SPHINCS+
What is SPHINCS+?
SPHINCS+A stateless hash-based digital-signature scheme standardized by NIST as FIPS 205 (SLH-DSA) in August 2024, offering conservative post-quantum security with no structured-math assumptions.
SPHINCS+ is a stateless hash-based signature scheme that combines few-time Winternitz signatures with hypertrees and FORS, deriving its security purely from the properties of an underlying hash function (SHA-2 or SHAKE). Because the security argument relies only on hash-function assumptions, it is the most conservative NIST PQC choice and a useful hedge against future cryptanalysis of lattice problems. NIST finalized it as FIPS 205 (SLH-DSA) in August 2024 with multiple parameter sets balancing signature size (around 8-50 kB) against signing speed. Typical use cases include long-lived firmware and software signing, where verification cost is acceptable and longevity matters most.
● Examples
- 01
Used for firmware-update signing on devices that must remain trustworthy for decades.
- 02
Selected as the hash-only fallback signature in PQC migration plans for code signing.

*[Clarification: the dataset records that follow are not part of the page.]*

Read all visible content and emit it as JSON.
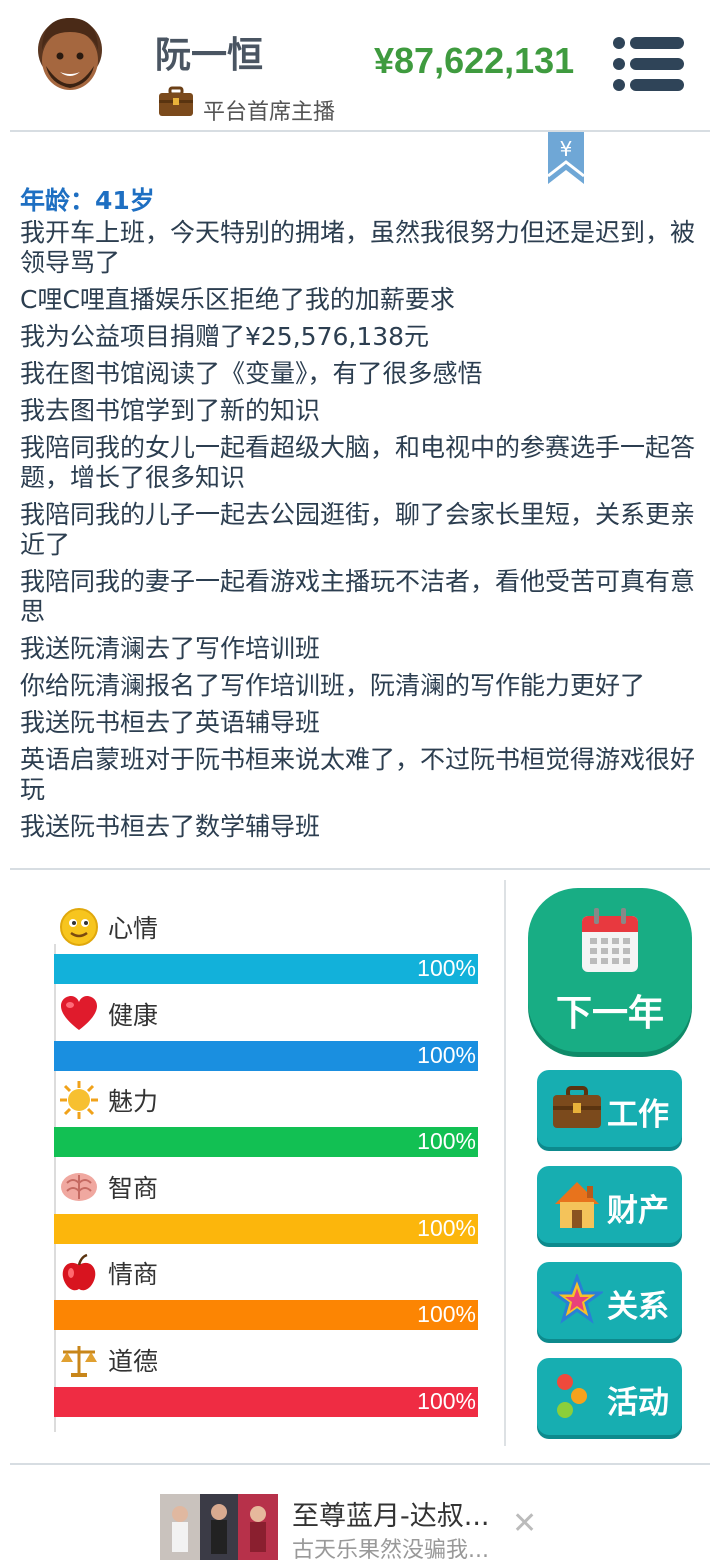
{
  "header": {
    "name": "阮一恒",
    "job_title": "平台首席主播",
    "money": "¥87,622,131"
  },
  "log": {
    "age": "年龄：41岁",
    "lines": [
      "我开车上班，今天特别的拥堵，虽然我很努力但还是迟到，被领导骂了",
      "C哩C哩直播娱乐区拒绝了我的加薪要求",
      "我为公益项目捐赠了¥25,576,138元",
      "我在图书馆阅读了《变量》，有了很多感悟",
      "我去图书馆学到了新的知识",
      "我陪同我的女儿一起看超级大脑，和电视中的参赛选手一起答题，增长了很多知识",
      "我陪同我的儿子一起去公园逛街，聊了会家长里短，关系更亲近了",
      "我陪同我的妻子一起看游戏主播玩不洁者，看他受苦可真有意思",
      "我送阮清澜去了写作培训班",
      "你给阮清澜报名了写作培训班，阮清澜的写作能力更好了",
      "我送阮书桓去了英语辅导班",
      "英语启蒙班对于阮书桓来说太难了，不过阮书桓觉得游戏很好玩",
      "我送阮书桓去了数学辅导班"
    ]
  },
  "stats": [
    {
      "label": "心情",
      "value_text": "100%",
      "level": 1.0,
      "color": "#12b1da",
      "icon": "smiley-icon"
    },
    {
      "label": "健康",
      "value_text": "100%",
      "level": 1.0,
      "color": "#1a8fe0",
      "icon": "heart-icon"
    },
    {
      "label": "魅力",
      "value_text": "100%",
      "level": 1.0,
      "color": "#12c053",
      "icon": "sun-icon"
    },
    {
      "label": "智商",
      "value_text": "100%",
      "level": 1.0,
      "color": "#fcb60c",
      "icon": "brain-icon"
    },
    {
      "label": "情商",
      "value_text": "100%",
      "level": 1.0,
      "color": "#fc8503",
      "icon": "apple-icon"
    },
    {
      "label": "道德",
      "value_text": "100%",
      "level": 1.0,
      "color": "#ef2c43",
      "icon": "scales-icon"
    }
  ],
  "actions": {
    "next_year": "下一年",
    "work": "工作",
    "property": "财产",
    "relations": "关系",
    "activities": "活动"
  },
  "ad": {
    "title": "至尊蓝月-达叔...",
    "subtitle": "古天乐果然没骗我...",
    "close": "✕"
  },
  "bookmark_symbol": "¥"
}
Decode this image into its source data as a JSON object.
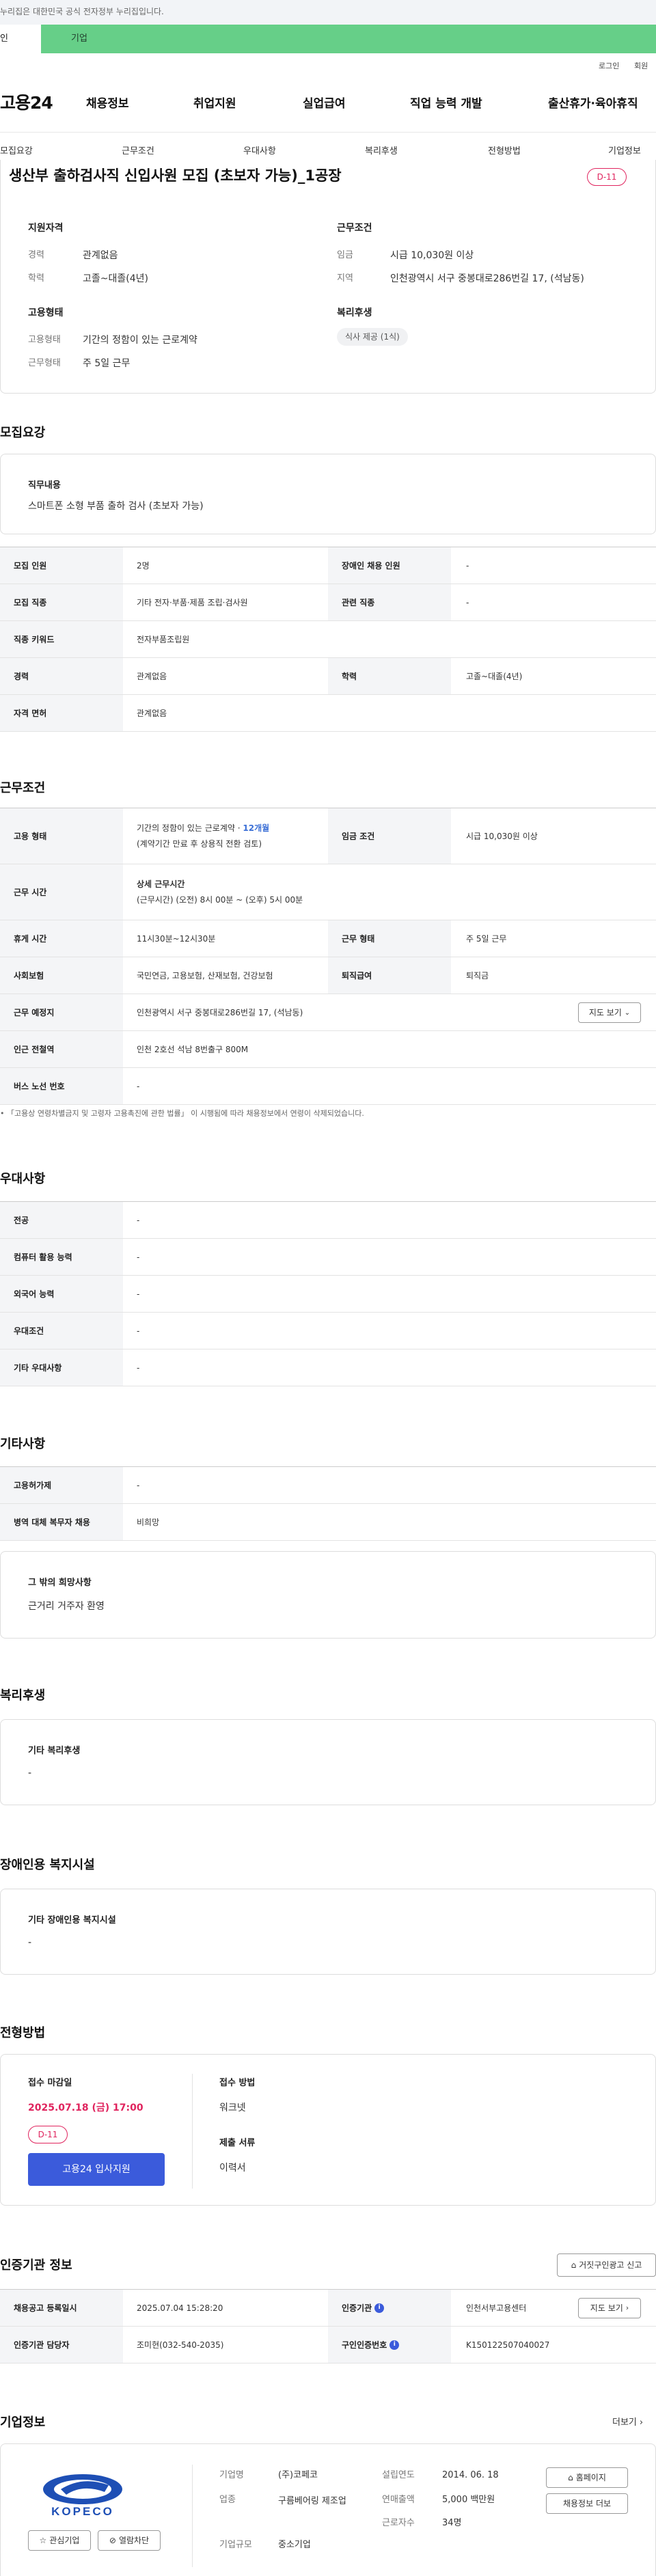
{
  "notice": "누리집은 대한민국 공식 전자정부 누리집입니다.",
  "topbar": {
    "tab_person": "인",
    "tab_corp": "기업"
  },
  "util": {
    "login": "로그인",
    "join": "회원"
  },
  "gnb": {
    "logo": "고용24",
    "items": [
      "채용정보",
      "취업지원",
      "실업급여",
      "직업 능력 개발",
      "출산휴가·육아휴직"
    ]
  },
  "subnav": [
    "모집요강",
    "근무조건",
    "우대사항",
    "복리후생",
    "전형방법",
    "기업정보"
  ],
  "job": {
    "title": "생산부 출하검사직 신입사원 모집 (초보자 가능)_1공장",
    "dday": "D-11",
    "qual_title": "지원자격",
    "career_label": "경력",
    "career": "관계없음",
    "edu_label": "학력",
    "edu": "고졸~대졸(4년)",
    "work_title": "근무조건",
    "wage_label": "임금",
    "wage": "시급 10,030원 이상",
    "region_label": "지역",
    "region": "인천광역시 서구 중봉대로286번길 17, (석남동)",
    "emp_title": "고용형태",
    "emptype_label": "고용형태",
    "emptype": "기간의 정함이 있는 근로계약",
    "workform_label": "근무형태",
    "workform": "주 5일 근무",
    "welfare_title": "복리후생",
    "welfare_chip": "식사 제공 (1식)"
  },
  "recruit": {
    "section": "모집요강",
    "duty_label": "직무내용",
    "duty": "스마트폰 소형 부품 출하 검사 (초보자 가능)",
    "rows": {
      "count_label": "모집 인원",
      "count": "2명",
      "disabled_label": "장애인 채용 인원",
      "disabled": "-",
      "job_label": "모집 직종",
      "job": "기타 전자·부품·제품 조립·검사원",
      "related_label": "관련 직종",
      "related": "-",
      "keyword_label": "직종 키워드",
      "keyword": "전자부품조립원",
      "career_label": "경력",
      "career": "관계없음",
      "edu_label": "학력",
      "edu": "고졸~대졸(4년)",
      "license_label": "자격 면허",
      "license": "관계없음"
    }
  },
  "conditions": {
    "section": "근무조건",
    "emp_label": "고용 형태",
    "emp_1": "기간의 정함이 있는 근로계약 · ",
    "emp_months": "12개월",
    "emp_2": "(계약기간 만료 후 상용직 전환 검토)",
    "wage_label": "임금 조건",
    "wage": "시급 10,030원 이상",
    "hours_label": "근무 시간",
    "hours_1": "상세 근무시간",
    "hours_2": "(근무시간) (오전) 8시 00분 ~ (오후) 5시 00분",
    "rest_label": "휴게 시간",
    "rest": "11시30분~12시30분",
    "form_label": "근무 형태",
    "form": "주 5일 근무",
    "ins_label": "사회보험",
    "ins": "국민연금, 고용보험, 산재보험, 건강보험",
    "retire_label": "퇴직급여",
    "retire": "퇴직금",
    "place_label": "근무 예정지",
    "place": "인천광역시 서구 중봉대로286번길 17, (석남동)",
    "map_btn": "지도 보기",
    "subway_label": "인근 전철역",
    "subway": "인천 2호선 석남 8번출구 800M",
    "bus_label": "버스 노선 번호",
    "bus": "-",
    "footnote": "「고용상 연령차별금지 및 고령자 고용촉진에 관한 법률」 이 시행됨에 따라 채용정보에서 연령이 삭제되었습니다."
  },
  "preference": {
    "section": "우대사항",
    "rows": [
      {
        "label": "전공",
        "value": "-"
      },
      {
        "label": "컴퓨터 활용 능력",
        "value": "-"
      },
      {
        "label": "외국어 능력",
        "value": "-"
      },
      {
        "label": "우대조건",
        "value": "-"
      },
      {
        "label": "기타 우대사항",
        "value": "-"
      }
    ]
  },
  "etc": {
    "section": "기타사항",
    "rows": [
      {
        "label": "고용허가제",
        "value": "-"
      },
      {
        "label": "병역 대체 복무자 채용",
        "value": "비희망"
      }
    ],
    "other_title": "그 밖의 희망사항",
    "other": "근거리 거주자 환영"
  },
  "welfare": {
    "section": "복리후생",
    "title": "기타 복리후생",
    "value": "-"
  },
  "facility": {
    "section": "장애인용 복지시설",
    "title": "기타 장애인용 복지시설",
    "value": "-"
  },
  "selection": {
    "section": "전형방법",
    "deadline_label": "접수 마감일",
    "deadline": "2025.07.18 (금) 17:00",
    "dday": "D-11",
    "apply_btn": "고용24 입사지원",
    "method_label": "접수 방법",
    "method": "워크넷",
    "docs_label": "제출 서류",
    "docs": "이력서"
  },
  "agency": {
    "section": "인증기관 정보",
    "report_btn": "거짓구인광고 신고",
    "reg_label": "채용공고 등록일시",
    "reg": "2025.07.04 15:28:20",
    "cert_label": "인증기관",
    "cert": "인천서부고용센터",
    "map_btn": "지도 보기",
    "manager_label": "인증기관 담당자",
    "manager": "조미현(032-540-2035)",
    "no_label": "구인인증번호",
    "no": "K150122507040027"
  },
  "company": {
    "section": "기업정보",
    "more": "더보기",
    "logo_text": "KOPECO",
    "fav_btn": "관심기업",
    "block_btn": "열람차단",
    "name_label": "기업명",
    "name": "(주)코페코",
    "industry_label": "업종",
    "industry": "구름베어링 제조업",
    "size_label": "기업규모",
    "size": "중소기업",
    "founded_label": "설립연도",
    "founded": "2014. 06. 18",
    "sales_label": "연매출액",
    "sales": "5,000 백만원",
    "emp_label": "근로자수",
    "emp": "34명",
    "home_btn": "홈페이지",
    "jobs_btn": "채용정보 더보"
  },
  "colors": {
    "green": "#66cf88",
    "accent_red": "#e0245e",
    "blue": "#3b5bdb",
    "link_blue": "#3b6fd6"
  }
}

● Frequently asked questions
What is SPHINCS+?
A stateless hash-based digital-signature scheme standardized by NIST as FIPS 205 (SLH-DSA) in August 2024, offering conservative post-quantum security with no structured-math assumptions. It belongs to the Cryptography category of cybersecurity.
What does SPHINCS+ mean?
A stateless hash-based digital-signature scheme standardized by NIST as FIPS 205 (SLH-DSA) in August 2024, offering conservative post-quantum security with no structured-math assumptions.
How do you defend against SPHINCS+?
Defences for SPHINCS+ typically combine technical controls and operational practices, as detailed in the full definition above.
What are other names for SPHINCS+?
Common alternative names include: SLH-DSA, FIPS 205.